Fourth, investor protection gaps. Opponents such as Citadel Securities and SIFMA focus on the lack of core safeguards, including KYC, AML requirements, and price discovery mechanisms in traditional markets. If the exemption framework has significant gaps in these areas, it could lead to tighter regulations or policy reversals.
Summary
The SEC’s proposed tokenized stock innovation exemption is bringing on-chain securities from concept into substantive implementation. This policy allows third parties to issue and trade tokenized stocks on DeFi platforms without the consent of listed companies, providing regulatory justification for the 24/7 on-chain finance narrative. The tokenized RWA market has already surpassed $30.9 billion, with tokenized stocks representing the most promising new asset class for growth. Meanwhile, DeFi protocols face a structural retracement of TVL, and introducing tokenized stocks as new collateral assets could be key to activating on-chain lending markets and attracting institutional capital.

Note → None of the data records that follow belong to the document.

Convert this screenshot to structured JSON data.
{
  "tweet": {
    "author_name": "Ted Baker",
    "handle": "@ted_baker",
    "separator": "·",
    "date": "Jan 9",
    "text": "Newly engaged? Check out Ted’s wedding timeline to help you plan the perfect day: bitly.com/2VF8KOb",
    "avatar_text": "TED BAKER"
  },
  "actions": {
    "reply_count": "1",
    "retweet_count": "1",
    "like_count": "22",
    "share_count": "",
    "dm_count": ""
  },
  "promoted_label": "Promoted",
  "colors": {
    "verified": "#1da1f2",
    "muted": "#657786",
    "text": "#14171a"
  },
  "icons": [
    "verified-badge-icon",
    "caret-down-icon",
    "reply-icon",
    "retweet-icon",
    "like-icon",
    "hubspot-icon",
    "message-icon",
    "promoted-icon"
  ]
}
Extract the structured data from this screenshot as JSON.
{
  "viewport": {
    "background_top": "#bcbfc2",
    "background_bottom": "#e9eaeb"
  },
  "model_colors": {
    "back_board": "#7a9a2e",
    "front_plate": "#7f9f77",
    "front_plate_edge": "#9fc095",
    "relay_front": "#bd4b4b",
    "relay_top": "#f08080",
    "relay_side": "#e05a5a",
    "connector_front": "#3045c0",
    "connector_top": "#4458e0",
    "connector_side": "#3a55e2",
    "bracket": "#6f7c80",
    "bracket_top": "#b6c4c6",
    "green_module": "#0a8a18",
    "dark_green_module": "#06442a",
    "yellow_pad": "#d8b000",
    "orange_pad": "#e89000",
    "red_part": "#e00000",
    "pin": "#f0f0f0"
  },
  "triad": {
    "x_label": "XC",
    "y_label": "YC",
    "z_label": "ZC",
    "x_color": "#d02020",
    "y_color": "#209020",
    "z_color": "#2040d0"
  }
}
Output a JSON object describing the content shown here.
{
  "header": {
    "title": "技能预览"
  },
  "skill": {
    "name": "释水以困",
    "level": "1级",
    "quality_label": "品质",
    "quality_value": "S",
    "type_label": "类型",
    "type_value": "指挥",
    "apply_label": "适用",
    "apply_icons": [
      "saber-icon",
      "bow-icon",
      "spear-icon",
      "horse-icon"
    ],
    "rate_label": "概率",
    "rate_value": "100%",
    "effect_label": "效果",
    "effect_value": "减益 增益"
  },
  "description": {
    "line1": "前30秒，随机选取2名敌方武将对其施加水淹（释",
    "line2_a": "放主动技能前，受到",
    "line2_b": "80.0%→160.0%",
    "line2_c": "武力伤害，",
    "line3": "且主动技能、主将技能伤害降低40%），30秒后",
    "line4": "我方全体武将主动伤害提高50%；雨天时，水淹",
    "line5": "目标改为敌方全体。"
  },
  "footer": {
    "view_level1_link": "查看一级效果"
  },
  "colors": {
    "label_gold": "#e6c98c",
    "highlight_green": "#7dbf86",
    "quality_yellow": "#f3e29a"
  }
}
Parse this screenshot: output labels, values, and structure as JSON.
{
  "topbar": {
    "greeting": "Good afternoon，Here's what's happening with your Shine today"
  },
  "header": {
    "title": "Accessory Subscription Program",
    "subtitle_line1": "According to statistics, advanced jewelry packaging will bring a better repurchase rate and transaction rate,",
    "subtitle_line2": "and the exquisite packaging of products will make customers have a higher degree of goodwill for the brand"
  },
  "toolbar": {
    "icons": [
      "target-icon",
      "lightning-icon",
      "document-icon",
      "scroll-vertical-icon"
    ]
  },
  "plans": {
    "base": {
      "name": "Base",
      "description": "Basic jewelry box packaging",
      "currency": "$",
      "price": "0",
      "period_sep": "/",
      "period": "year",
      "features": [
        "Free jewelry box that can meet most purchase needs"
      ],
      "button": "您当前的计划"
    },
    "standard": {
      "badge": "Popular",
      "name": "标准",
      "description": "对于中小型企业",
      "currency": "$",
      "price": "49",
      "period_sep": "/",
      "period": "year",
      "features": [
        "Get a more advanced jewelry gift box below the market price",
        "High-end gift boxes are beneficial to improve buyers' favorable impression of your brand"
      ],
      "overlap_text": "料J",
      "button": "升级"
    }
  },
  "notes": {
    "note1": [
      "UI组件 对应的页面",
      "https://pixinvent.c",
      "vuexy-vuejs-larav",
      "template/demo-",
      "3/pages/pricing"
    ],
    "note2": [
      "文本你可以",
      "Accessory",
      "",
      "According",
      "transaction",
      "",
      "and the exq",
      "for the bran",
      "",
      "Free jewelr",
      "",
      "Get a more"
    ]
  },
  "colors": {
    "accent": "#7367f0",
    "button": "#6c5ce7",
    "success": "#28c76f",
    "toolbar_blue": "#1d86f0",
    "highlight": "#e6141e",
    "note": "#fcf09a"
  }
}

Despite ongoing regulatory disagreements, liquidity fragmentation, and investor protection concerns, substantial infrastructure progress—such as DTCC pilot programs and traditional exchange on-chain initiatives—indicates that the tokenized stock sector has entered an accelerated growth phase.
FAQ
Q: What assets does the SEC’s innovation exemption allow to be traded on DeFi platforms?
A: The exemption covers two types of tokenized securities, mainly focusing on third-party issued tokenized stocks. These tokens track the stock prices of listed companies and can be traded on DeFi platforms but do not necessarily include voting or dividend rights. Tokenized stocks issued via traditional exchanges follow existing rules like Reg NMS and are not covered by the exemption.
Q: What is the market size of RWA in 2026?
A: By the end of Q1 2026, the tokenized RWA market was approximately $19.3 billion, growing 256.7% in 15 months. As of April, it exceeded $30.2 billion. The largest segment is tokenized government bonds, with commodities growing fastest, and tokenized stocks being one of the fastest-growing subcategories.
Q: What is the current total locked value (TVL) in DeFi?
A: According to DeFiLlama data, as of early May 2026, the total TVL across all chains is about $86 billion, higher than the low point of approximately $38 billion, which does not include Layer 2 and cross-chain ecosystems.
Q: How does tokenized stock enable 24/7 on-chain finance?
A: Tokenized stocks map traditional stocks to on-chain tokens, enabling 7×24 trading, instant settlement, and on-chain lending and pledging within DeFi protocols. Unlike traditional markets that rely on brokers and DTCC for settlement, on-chain securities are settled and cleared automatically via smart contracts, without being limited by trading hours or holidays.
Q: Which institutions are deploying infrastructure for tokenized stocks?
A: Nasdaq and NYSE have received SEC approval for tokenized stock trading, and DTCC is conducting related pilots. On the crypto side, Bullish, led by former NYSE President Tom Farley, acquired transfer agent Equiniti for $4.2 billion. Ondo Global Markets offers over 260 tokenized US stocks and ETFs.
Q: What are the main risks associated with tokenized stocks?
A: Key risks include internal regulatory disputes that may cause policy reversals, unregulated third-party issuance leading to multiple versions and market fragmentation, cross-chain liquidity dispersion, and potential gaps in investor protections like KYC and AML, which could result in tighter regulations or policy reversals.